Ryouta menganga tidak percaya. Sihir macam apa yang digunakan bossnya sampai Kazuya memakan semuanya?

Keajaiban. Ini perlu diabadikan.

Eijun membawakan mug berisi kopi pada Kazuya. Menaruhnya di sebelah Kazuya dan mengambil mug sisa kopi yang kosong, "Ini kopi keempatmu, Miyuki." Ucap Eijun tersenyum.

KEEMPAT?!

Kazuya menegakkan diri lesu. Dia meraih ganggangnya dan menyesapnya pelan, "Rasa manisnya tidak hilang-hilang."

"Tapi enak, kan?"

Kazuya menaruh mugnya kembali. Dia mendongak pada Eijun yang masih setia tersenyum ramah, "Kau tega padaku."

"Kau yang tega duluan padaku."

"Aku hanya meminta kau tidak formal lagi."

"Tapi caramu itu lo, gak tahu diri!"

"Bagian mana? Kau juga tidak keberatan kan sebenarnya."

"M-maa, i-itu..." Eijun mendadak panik. Dia salah tingkah lagi dan perlahan mundur.

"Kora kora, jangan kabur." Seru Kazuya memperingatkan, kedua tangannya ditaruh di kedua saku sementara Eijun menatap Ryouta meminta tolong.

"La-lagipula, k-kau..." kalimat Eijun terputus, dia tidak tahu cara membuat Kazuya terpojok.

"Aku apa?"

Eijun berpikir, mencari diksi yang tepat. Begitu dapat, dia menatap Kazuya tajam dengan pipi memerah, "Kau jelek kaya Tanuki."

"Semua sudah bilang begitu."

Eijun kalah langsungan. Tidak tegoyahkan sosok di depannya ini. Eijun ingin kabur lagi dan bersembunyi.

"Ah- A-Aku ingat aku harus beli bahan-bahan." Seru Eijun secepatnya melepas celemeknya dan meletakkannya di counter, "Ryou-kun, jaga tokonya ya. Bye!"

Eijun main kabur saja keluar toko, menuju entah ke mana dengan sepedanya.

Kazuya mendengus, "Kabur dia."

"Anu..." Ryouta akhirnya berani mendekati Kazuya setelah tadi hanya jadi penonton, "Sebenarnya apa yang terjadi?"

Kazuya diam. Lalu tersenyum kecil, "Iie." Balasnya tidak jelas. Membuat Ryouta hanya diam penuh tanya.

...

Eijun menggerutu kesal selama mengayuh sepedanya. Bagaimana bisa dia jatuh cinta pada orang semenyebalkan Kazuya? Dan bagaimana bisa seorang Sawamura Eijun tahan dengan kejahilan Miyuki Kazuya? Apa karena mereka sudah kenal sejak lama?

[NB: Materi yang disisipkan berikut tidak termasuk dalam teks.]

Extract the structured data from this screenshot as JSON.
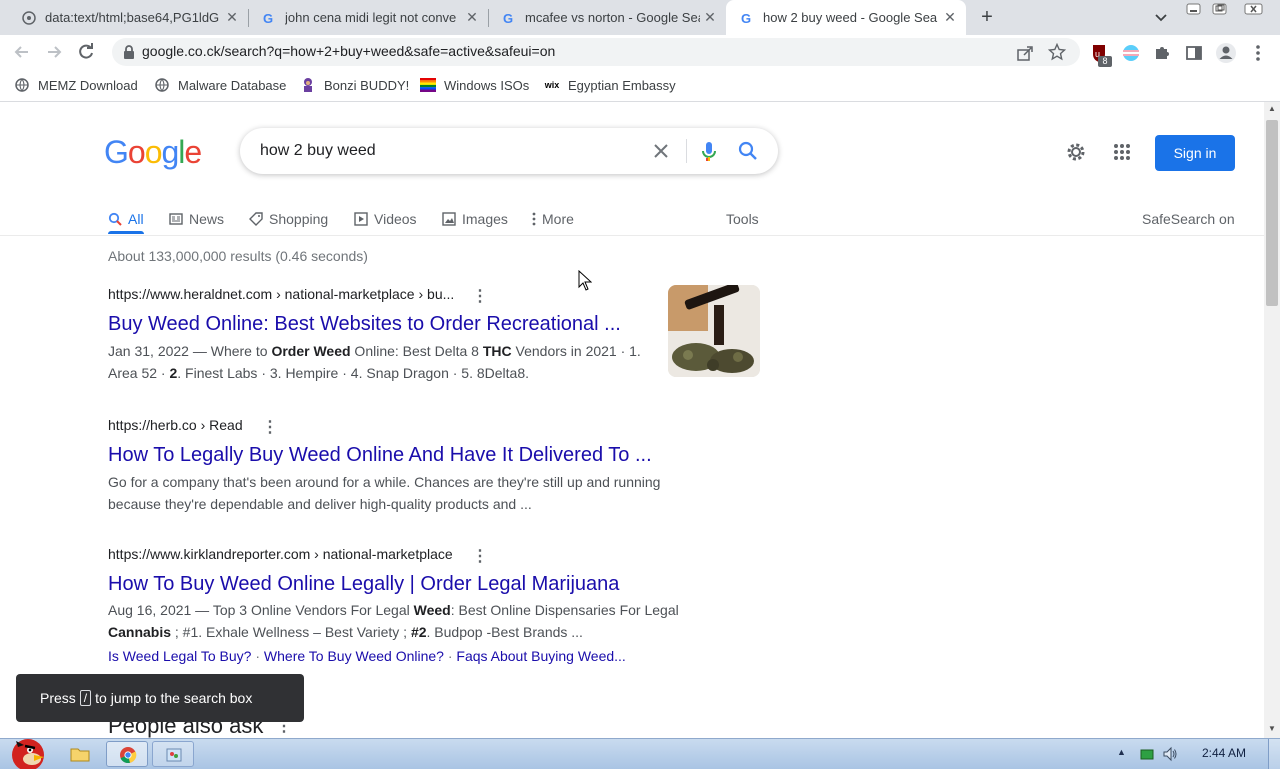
{
  "tabs": [
    {
      "title": "data:text/html;base64,PG1ldG"
    },
    {
      "title": "john cena midi legit not conve"
    },
    {
      "title": "mcafee vs norton - Google Sea"
    },
    {
      "title": "how 2 buy weed - Google Sea"
    }
  ],
  "address_bar": {
    "url": "google.co.ck/search?q=how+2+buy+weed&safe=active&safeui=on"
  },
  "extension_badge": "8",
  "bookmarks": [
    {
      "label": "MEMZ Download"
    },
    {
      "label": "Malware Database"
    },
    {
      "label": "Bonzi BUDDY!"
    },
    {
      "label": "Windows ISOs"
    },
    {
      "label": "Egyptian Embassy"
    }
  ],
  "google": {
    "logo_letters": [
      "G",
      "o",
      "o",
      "g",
      "l",
      "e"
    ],
    "query": "how 2 buy weed",
    "sign_in": "Sign in",
    "nav_tabs": [
      "All",
      "News",
      "Shopping",
      "Videos",
      "Images",
      "More"
    ],
    "tools": "Tools",
    "safesearch": "SafeSearch on",
    "result_stats": "About 133,000,000 results (0.46 seconds)",
    "results": [
      {
        "url": "https://www.heraldnet.com",
        "crumb": " › national-marketplace › bu...",
        "title": "Buy Weed Online: Best Websites to Order Recreational ...",
        "snippet_line1_a": "Jan 31, 2022 — Where to ",
        "snippet_line1_b": "Order Weed",
        "snippet_line1_c": " Online: Best Delta 8 ",
        "snippet_line1_d": "THC",
        "snippet_line1_e": " Vendors in 2021 · 1.",
        "snippet_line2_a": "Area 52 · ",
        "snippet_line2_b": "2",
        "snippet_line2_c": ". Finest Labs · 3. Hempire · 4. Snap Dragon · 5. 8Delta8."
      },
      {
        "url": "https://herb.co",
        "crumb": " › Read",
        "title": "How To Legally Buy Weed Online And Have It Delivered To ...",
        "snippet_line1": "Go for a company that's been around for a while. Chances are they're still up and running",
        "snippet_line2": "because they're dependable and deliver high-quality products and ..."
      },
      {
        "url": "https://www.kirklandreporter.com",
        "crumb": " › national-marketplace",
        "title": "How To Buy Weed Online Legally | Order Legal Marijuana",
        "snippet_line1_a": "Aug 16, 2021 — Top 3 Online Vendors For Legal ",
        "snippet_line1_b": "Weed",
        "snippet_line1_c": ": Best Online Dispensaries For Legal",
        "snippet_line2_a": "Cannabis",
        "snippet_line2_b": " ; #1. Exhale Wellness – Best Variety ; ",
        "snippet_line2_c": "#2",
        "snippet_line2_d": ". Budpop -Best Brands ...",
        "sitelinks": [
          "Is Weed Legal To Buy?",
          "Where To Buy Weed Online?",
          "Faqs About Buying Weed..."
        ]
      }
    ],
    "people_also_ask": "People also ask",
    "toast_a": "Press",
    "toast_key": "/",
    "toast_b": "to jump to the search box"
  },
  "taskbar": {
    "clock": "2:44 AM"
  },
  "colors": {
    "google_blue": "#4285f4",
    "google_red": "#ea4335",
    "google_yellow": "#fbbc05",
    "google_green": "#34a853",
    "link": "#1a0dab",
    "signin": "#1a73e8"
  }
}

Huh, tapi tetap saja kejahilannya tidak bisa ditorerir!

Eijun menggerutu, dia tidak ingin kembali ke toko rasanya. Ingin tetap bersepeda menetralkan perasaannya dan bisa kembali melayani pelanggan. Sekalian beli bahan-bahan. Jadi dia pergi ke pasar dan memarkirkan sepedanya. Saat sudah tahu mau beli apa dan merogoh saku, dia baru sadar kalau tidak bawah dompet.

"AAAAA! BODOHNYA AKU!" Pekik Eijun mengacak rambutnya frustasi. Dia jadi fokus semua orang sekarang.

Setelah meminta maaf dan terpaksa keluar tanpa membawa apa-apa, Eijun akhirnya memutuskan pergi ke bukit dan memanen beberapa jeruk liar di hutan. Biar pulang tidak malu karena tak membawa apa-apa.

Eijun hanya bisa membeku ketika melihat Kazuya membawa tas dan gitarnya, duduk di kursi pelanggan seraya berkata, "Malam ini biarkan aku menginap di sini."

Eijun ingin membantah dan mengusirnya. Tapi sebelum suaranya keluar, Kazuya sudah memasang mata memelas dan berujar, "Apa kau tega melihat seorang pro player tidur di luar? Kau tidak kasihan? Kalau seumpama tim favoritmu, battery favoritmu, kalah karena dia sakit, apa kau tidak kasihan?"

Eijun ingin berteriak kalau lebih baik catcher egois seenak sendiri satu ini jatuh sakit dan tidur di luar. Tapi karena mata itu yang jelas-jelas menipu dan suara memelasnya, Eijun terpaksa mengangguk kecil, bentuk reflek, mempersilahkan Kazuya menginap di tempatnya.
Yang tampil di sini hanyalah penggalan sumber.